Over the last few weeks several nursing list servers have been particularly active with discussions about burnout and nurse fatigue. One nurse in particular believes that burnout is an overused term and because of that it is not getting the attention it deserves. As this nurse elaborated, nurses who are demonstrating or experiencing burnout are counseled to either take a vacation or find another job.

I believe the phrase nurse fatigue might be more applicable to define nurses who are getting “tired” of the same issues, expectations, and conversations that get them absolutely nowhere. When reviewing and participating in Facebook entries and list server comments, the majority of nurses are not commenting on “dangerous work environments” or even “pay inequity with other healthcare professions.” The comments focus on the apparent disregard by senior leadership to even notice or recognize the role of nurses in healthcare.

Another nurse provided interesting information for those of us participating in the conversation. This nurse found data to support that the best places to be a nurse is along the West Coast, specifically California, Hawaii, Oregon, and Nevada. If anyone lives on the East Coast, the best places to be a nurse are in Massachusetts, New Jersey, Maryland, Connecticut, and Delaware. After taking a quick poll on those of us participating in the discussion, we learned that none of us were licensed to practice nursing in these states.

As one participant pointed out, since the chance that nurses were going to relocate to one of these “ideal” states for nursing was slim to none, there needs to be another way or approach to take when episodes of “fatigue” set in. The participants jumped on this suggestion and generated a huge list of things that nurses can do when “fatigue” sets in. A few of these suggestions were:

Take a day off to do something only for the nurse such as get a haircut, go to lunch, shop, or spend time with non-nurses

  • Find sunlight, somewhere
  • Do something physically fun such as ride a bike, take a walk, play tennis, bounce a ball, or bowl
  • Plan a day of special meals that are nutritionally sound and vitamin-packed

One astute participant realized that the group was generating a to-do list of things to improve the nurse and not necessary the situation. As the light-bulbs were going off and the participants were experiencing an “ah-ha” moment, the tone of the conversation changed dramatically.

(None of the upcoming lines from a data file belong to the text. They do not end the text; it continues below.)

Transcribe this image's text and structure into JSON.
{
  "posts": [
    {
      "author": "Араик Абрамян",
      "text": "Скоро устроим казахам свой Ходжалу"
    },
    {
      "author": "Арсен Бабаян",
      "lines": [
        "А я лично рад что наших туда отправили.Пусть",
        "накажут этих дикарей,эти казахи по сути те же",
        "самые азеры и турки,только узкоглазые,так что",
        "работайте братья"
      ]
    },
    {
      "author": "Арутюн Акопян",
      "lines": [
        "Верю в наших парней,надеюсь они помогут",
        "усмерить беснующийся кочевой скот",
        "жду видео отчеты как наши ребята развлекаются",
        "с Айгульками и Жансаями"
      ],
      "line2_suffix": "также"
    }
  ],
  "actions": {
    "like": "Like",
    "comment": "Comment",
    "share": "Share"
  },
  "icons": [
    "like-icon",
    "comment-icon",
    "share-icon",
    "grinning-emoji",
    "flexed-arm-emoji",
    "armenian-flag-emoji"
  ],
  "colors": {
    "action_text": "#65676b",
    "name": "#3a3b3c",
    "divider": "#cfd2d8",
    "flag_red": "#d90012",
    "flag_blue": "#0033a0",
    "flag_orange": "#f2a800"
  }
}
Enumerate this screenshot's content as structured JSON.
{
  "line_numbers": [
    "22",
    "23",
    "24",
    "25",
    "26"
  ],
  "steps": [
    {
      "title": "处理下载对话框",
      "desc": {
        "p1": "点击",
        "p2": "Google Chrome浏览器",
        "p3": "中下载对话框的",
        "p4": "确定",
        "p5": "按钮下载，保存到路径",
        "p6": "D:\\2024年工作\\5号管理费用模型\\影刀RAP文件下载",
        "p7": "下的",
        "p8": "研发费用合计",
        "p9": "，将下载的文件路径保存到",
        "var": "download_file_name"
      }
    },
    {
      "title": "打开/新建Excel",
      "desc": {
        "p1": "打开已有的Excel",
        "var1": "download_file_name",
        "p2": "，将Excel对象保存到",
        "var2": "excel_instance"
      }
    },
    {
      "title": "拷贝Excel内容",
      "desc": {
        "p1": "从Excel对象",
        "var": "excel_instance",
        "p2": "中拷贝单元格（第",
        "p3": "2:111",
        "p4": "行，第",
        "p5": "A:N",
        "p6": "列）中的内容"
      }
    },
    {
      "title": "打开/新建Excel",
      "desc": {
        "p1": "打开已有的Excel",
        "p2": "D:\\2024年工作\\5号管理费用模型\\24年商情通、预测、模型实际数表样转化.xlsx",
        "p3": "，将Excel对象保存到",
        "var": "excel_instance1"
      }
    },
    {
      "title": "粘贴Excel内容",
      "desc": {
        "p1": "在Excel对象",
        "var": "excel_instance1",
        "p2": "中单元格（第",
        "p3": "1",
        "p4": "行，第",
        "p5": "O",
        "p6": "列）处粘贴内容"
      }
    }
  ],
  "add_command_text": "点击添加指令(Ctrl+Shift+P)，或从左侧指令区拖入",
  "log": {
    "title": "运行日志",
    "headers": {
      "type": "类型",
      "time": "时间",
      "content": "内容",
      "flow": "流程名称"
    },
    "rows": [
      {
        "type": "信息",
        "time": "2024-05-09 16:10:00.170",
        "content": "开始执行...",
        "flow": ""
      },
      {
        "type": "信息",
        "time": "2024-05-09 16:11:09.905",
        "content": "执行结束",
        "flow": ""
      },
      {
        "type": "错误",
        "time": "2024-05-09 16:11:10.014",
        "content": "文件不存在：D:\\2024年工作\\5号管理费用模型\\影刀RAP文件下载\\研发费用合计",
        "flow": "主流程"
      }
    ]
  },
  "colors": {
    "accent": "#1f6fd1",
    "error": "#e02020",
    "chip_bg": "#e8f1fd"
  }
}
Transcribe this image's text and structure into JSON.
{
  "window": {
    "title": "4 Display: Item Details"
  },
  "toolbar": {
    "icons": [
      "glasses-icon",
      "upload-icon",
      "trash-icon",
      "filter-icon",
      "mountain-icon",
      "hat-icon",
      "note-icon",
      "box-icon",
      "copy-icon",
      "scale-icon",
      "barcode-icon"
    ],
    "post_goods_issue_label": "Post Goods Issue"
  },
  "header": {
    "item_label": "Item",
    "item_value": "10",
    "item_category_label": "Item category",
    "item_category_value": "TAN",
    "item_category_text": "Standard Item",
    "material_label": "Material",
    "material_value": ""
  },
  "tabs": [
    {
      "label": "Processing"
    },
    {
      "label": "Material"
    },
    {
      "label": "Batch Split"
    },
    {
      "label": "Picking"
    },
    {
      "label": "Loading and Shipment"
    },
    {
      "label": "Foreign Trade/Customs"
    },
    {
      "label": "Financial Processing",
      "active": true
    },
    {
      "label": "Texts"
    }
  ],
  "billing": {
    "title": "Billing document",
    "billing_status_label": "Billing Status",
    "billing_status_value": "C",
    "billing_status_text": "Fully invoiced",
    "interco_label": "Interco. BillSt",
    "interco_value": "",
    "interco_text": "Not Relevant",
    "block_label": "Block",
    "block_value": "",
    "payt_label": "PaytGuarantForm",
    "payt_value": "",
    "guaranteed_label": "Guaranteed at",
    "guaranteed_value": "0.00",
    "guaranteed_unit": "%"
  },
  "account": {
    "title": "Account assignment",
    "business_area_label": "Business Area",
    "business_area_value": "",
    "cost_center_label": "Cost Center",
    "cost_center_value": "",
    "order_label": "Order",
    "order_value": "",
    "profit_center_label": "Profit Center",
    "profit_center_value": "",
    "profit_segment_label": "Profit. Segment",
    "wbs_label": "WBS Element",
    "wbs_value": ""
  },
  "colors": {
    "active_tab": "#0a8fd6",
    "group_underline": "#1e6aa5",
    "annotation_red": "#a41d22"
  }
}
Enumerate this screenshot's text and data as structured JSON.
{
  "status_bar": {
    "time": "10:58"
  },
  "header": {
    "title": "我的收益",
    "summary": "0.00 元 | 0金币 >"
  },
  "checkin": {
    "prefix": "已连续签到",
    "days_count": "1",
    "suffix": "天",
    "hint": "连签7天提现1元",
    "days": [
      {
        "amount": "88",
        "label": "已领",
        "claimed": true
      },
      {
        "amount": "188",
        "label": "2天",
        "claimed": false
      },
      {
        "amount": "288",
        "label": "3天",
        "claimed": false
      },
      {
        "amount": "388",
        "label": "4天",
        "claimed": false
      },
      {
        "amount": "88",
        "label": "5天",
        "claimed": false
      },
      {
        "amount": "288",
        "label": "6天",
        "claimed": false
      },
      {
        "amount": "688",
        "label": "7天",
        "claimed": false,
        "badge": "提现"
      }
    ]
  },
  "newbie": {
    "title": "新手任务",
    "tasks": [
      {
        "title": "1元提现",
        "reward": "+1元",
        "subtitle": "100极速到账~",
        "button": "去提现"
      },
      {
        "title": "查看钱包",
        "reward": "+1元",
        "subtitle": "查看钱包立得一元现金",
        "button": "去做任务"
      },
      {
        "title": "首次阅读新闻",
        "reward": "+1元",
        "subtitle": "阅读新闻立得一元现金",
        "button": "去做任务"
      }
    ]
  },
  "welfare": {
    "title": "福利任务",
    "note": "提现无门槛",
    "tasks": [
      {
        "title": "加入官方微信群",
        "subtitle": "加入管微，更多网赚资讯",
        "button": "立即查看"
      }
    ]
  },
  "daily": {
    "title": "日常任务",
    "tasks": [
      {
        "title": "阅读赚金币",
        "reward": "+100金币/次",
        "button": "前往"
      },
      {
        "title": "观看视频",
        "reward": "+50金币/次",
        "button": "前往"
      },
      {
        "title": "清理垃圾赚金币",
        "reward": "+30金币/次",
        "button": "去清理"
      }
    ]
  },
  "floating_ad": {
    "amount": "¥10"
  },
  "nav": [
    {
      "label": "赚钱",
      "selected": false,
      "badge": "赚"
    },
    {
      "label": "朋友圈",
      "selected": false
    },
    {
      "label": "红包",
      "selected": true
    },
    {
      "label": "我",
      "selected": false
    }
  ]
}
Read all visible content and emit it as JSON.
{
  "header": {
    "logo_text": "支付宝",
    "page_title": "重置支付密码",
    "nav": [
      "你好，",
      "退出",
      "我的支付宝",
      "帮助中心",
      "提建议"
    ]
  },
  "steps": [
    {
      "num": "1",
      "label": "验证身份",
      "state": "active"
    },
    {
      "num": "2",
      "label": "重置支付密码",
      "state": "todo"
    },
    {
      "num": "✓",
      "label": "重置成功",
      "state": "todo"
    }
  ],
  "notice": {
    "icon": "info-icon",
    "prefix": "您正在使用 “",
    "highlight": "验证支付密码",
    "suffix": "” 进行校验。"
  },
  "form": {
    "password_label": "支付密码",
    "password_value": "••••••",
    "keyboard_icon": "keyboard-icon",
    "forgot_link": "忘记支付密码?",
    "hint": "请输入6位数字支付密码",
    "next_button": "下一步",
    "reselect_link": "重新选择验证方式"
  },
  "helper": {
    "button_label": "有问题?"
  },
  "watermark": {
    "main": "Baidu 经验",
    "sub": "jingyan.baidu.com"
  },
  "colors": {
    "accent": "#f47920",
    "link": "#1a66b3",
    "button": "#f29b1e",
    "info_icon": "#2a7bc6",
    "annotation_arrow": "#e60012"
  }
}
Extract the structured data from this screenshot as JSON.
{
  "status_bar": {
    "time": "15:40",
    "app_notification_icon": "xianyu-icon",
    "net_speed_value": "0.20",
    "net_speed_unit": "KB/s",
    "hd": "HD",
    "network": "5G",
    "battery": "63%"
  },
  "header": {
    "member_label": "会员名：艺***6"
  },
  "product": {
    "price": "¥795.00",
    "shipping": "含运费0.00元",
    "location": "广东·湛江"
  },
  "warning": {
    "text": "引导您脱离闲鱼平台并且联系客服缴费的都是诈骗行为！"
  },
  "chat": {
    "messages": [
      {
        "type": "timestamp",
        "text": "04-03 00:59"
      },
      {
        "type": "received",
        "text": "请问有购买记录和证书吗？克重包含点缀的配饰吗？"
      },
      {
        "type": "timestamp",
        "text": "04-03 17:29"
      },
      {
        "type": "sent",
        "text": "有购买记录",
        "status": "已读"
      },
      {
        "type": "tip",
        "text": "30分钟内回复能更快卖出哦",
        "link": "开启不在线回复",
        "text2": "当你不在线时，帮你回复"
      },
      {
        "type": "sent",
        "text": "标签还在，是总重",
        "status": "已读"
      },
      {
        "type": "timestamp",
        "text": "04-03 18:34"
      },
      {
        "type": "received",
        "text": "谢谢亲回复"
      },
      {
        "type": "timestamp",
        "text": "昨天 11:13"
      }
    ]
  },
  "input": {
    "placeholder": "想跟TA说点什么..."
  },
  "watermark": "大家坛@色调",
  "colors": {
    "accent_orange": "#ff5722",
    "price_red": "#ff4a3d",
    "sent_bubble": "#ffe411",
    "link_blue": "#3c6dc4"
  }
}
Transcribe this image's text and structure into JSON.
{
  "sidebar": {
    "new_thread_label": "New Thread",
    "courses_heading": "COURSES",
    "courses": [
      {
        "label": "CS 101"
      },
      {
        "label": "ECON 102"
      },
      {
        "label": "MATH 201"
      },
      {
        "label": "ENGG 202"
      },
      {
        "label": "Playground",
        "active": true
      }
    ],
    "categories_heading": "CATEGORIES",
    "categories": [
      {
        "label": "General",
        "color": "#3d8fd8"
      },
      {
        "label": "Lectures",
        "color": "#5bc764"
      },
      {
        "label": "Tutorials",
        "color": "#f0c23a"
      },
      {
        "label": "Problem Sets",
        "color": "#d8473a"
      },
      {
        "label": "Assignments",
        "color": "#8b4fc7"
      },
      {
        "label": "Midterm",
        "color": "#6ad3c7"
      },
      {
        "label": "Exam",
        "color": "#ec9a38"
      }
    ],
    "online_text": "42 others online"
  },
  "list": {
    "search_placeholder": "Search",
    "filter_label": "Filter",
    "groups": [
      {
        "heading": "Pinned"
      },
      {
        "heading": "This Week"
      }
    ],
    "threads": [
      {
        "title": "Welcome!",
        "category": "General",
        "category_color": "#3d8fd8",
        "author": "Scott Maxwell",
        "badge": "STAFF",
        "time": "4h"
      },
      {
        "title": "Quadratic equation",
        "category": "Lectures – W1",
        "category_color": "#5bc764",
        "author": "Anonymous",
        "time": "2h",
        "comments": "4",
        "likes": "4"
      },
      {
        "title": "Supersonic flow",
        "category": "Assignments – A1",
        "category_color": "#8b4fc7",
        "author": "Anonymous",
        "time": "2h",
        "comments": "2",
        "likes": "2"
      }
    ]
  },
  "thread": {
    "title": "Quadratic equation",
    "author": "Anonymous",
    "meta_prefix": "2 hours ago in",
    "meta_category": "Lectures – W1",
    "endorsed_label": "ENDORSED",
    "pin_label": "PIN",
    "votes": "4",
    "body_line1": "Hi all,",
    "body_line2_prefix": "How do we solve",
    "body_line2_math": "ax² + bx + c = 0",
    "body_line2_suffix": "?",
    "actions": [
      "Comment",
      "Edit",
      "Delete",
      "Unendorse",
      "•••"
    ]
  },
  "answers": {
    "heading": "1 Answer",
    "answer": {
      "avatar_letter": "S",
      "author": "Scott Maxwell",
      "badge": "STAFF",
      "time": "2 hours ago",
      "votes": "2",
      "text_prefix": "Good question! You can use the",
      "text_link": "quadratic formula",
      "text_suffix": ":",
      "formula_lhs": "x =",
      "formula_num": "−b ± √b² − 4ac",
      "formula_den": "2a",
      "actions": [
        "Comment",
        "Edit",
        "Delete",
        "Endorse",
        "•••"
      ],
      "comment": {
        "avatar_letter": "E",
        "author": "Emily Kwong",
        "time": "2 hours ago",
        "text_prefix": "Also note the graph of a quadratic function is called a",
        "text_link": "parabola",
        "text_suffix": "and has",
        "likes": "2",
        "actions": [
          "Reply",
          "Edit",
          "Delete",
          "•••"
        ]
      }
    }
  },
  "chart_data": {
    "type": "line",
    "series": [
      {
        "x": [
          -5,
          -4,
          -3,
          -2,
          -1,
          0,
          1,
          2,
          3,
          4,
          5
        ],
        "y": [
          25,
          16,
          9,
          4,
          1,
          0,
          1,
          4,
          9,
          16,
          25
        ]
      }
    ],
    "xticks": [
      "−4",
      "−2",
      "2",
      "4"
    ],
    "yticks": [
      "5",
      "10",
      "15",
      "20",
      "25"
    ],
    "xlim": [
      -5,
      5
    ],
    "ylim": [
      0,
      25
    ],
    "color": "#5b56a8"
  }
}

Yes, nurses are notoriously overworked, underpaid, and underappreciated. However, we do not have to accept that as our plight. Each nurse possesses infinite power to change the most important person – themselves. So as each participant was slowly signing off those who remained commented that although the conversation started out as a major griping session it quickly turned around to being one of the most productive.

Spending time with other nurses has both advantages and disadvantages. The disadvantages are obvious since most nurses will feed off of each other’s negativity however at times, a positive approach can change the entire focus and outcome. One can only hope that other nurses will find the positive in an otherwise repetitively negative situation. Until that occurs, embrace the day!